We provide out students with a quality education that gives them experience of examinations from Yr 7 to Yr 12. The theory being that the young ones will grow accustomed to sitting exams and therefore perform better in their Senior Year. Poppycock. The practice shows that instead, most students but especially boys, experience a mental meltdown twice a year. This is their experience of educational preparation. Desperate stubbly young faces searching mine for any sign of contact with humanity in the sterile conditions of tertiary examination practice.

The the exam begins. Certain teachers are rostered on for exam duty. Certain teachers patrol the exam hall like hawks, looking for any sigh of movement outside the expected behavioural sphere... which is, well... small. Sir feels a little like a grown up child, wanting to scream "stop moving about, for god's sake! Can't you see the child is already having an out of body experience?''. Ten heavy pairs of teacher feet clump up and down long rows, watching pencils dart across paper, eyes seeking confirmation, questions being asked driven by the need for a vocal conversation removed from the intense looping panic dialoge inside 700 heads.

It ends. Papers are collected and collated. 1400 weary eyes exit the hall and scurry off... somewhere. Home, the local shopping hole, to parents waiting in cars, back home to the X Box. 700 audible sighs of releif. One shakey Sir. Anger engulfs her for the injustice of this phoney experience. Sir never liked exams and was a good student. Sigh.
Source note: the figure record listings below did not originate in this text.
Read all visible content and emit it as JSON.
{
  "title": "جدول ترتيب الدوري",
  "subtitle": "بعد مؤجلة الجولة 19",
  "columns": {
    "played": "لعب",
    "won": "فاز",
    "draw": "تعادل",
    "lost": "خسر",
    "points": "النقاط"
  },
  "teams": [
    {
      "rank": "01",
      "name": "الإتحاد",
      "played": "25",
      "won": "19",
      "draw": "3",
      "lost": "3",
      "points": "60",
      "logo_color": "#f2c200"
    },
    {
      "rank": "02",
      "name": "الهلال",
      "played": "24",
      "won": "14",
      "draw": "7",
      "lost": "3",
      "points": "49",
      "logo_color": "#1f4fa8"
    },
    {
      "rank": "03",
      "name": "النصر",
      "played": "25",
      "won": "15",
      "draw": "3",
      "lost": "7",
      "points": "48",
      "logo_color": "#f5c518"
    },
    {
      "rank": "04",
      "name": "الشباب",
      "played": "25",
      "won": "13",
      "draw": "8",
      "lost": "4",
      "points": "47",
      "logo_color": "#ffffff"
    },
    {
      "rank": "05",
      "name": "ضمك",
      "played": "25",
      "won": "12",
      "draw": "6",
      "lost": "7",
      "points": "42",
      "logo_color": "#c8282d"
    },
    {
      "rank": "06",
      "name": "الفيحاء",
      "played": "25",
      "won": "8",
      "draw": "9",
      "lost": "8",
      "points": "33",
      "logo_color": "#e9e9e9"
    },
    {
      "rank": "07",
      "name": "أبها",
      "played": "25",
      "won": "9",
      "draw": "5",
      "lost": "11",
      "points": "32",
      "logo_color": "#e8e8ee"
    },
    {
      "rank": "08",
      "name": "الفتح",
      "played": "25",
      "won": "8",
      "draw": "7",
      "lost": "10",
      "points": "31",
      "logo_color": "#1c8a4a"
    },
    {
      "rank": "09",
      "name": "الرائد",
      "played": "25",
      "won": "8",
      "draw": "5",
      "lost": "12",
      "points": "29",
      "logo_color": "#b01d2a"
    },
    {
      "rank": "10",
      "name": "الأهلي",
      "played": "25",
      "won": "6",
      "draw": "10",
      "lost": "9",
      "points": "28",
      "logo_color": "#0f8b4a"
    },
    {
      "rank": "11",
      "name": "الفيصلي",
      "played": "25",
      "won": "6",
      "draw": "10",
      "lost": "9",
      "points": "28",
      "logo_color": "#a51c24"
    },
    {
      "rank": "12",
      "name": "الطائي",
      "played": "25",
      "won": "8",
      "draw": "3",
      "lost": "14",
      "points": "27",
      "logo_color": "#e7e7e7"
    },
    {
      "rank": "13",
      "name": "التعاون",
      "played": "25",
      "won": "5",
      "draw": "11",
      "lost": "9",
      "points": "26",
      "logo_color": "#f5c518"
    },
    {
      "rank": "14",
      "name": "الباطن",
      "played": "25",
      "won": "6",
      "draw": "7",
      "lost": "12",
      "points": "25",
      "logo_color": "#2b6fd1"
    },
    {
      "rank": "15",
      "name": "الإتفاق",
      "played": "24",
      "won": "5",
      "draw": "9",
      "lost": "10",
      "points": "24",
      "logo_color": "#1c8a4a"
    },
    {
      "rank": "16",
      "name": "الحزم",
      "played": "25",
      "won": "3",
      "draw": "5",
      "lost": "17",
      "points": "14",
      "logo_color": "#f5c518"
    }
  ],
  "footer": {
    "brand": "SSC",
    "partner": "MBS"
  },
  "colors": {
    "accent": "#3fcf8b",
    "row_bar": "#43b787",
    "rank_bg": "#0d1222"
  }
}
Injustice in this system refers to the exam experience as just that. An experience. Students at the Salt Mine are not required to pass said examinations to pass a subject sucessfully, yet they are required to sit the exam to meet the requirements of the school year. Promotion panel discussions revolved around preparation for the said event... an excrutiating cross examination of a failing student's ability to show their engagement with the school community and curriculum. Or no engagement as the case often will be. The pain for the true educator is why such an emphasis on a false positive experience? Sir struggles to see the point of trying to mould new generation sparkies, plumbers and hairdressors into examination machines... and will struggle for many years to come.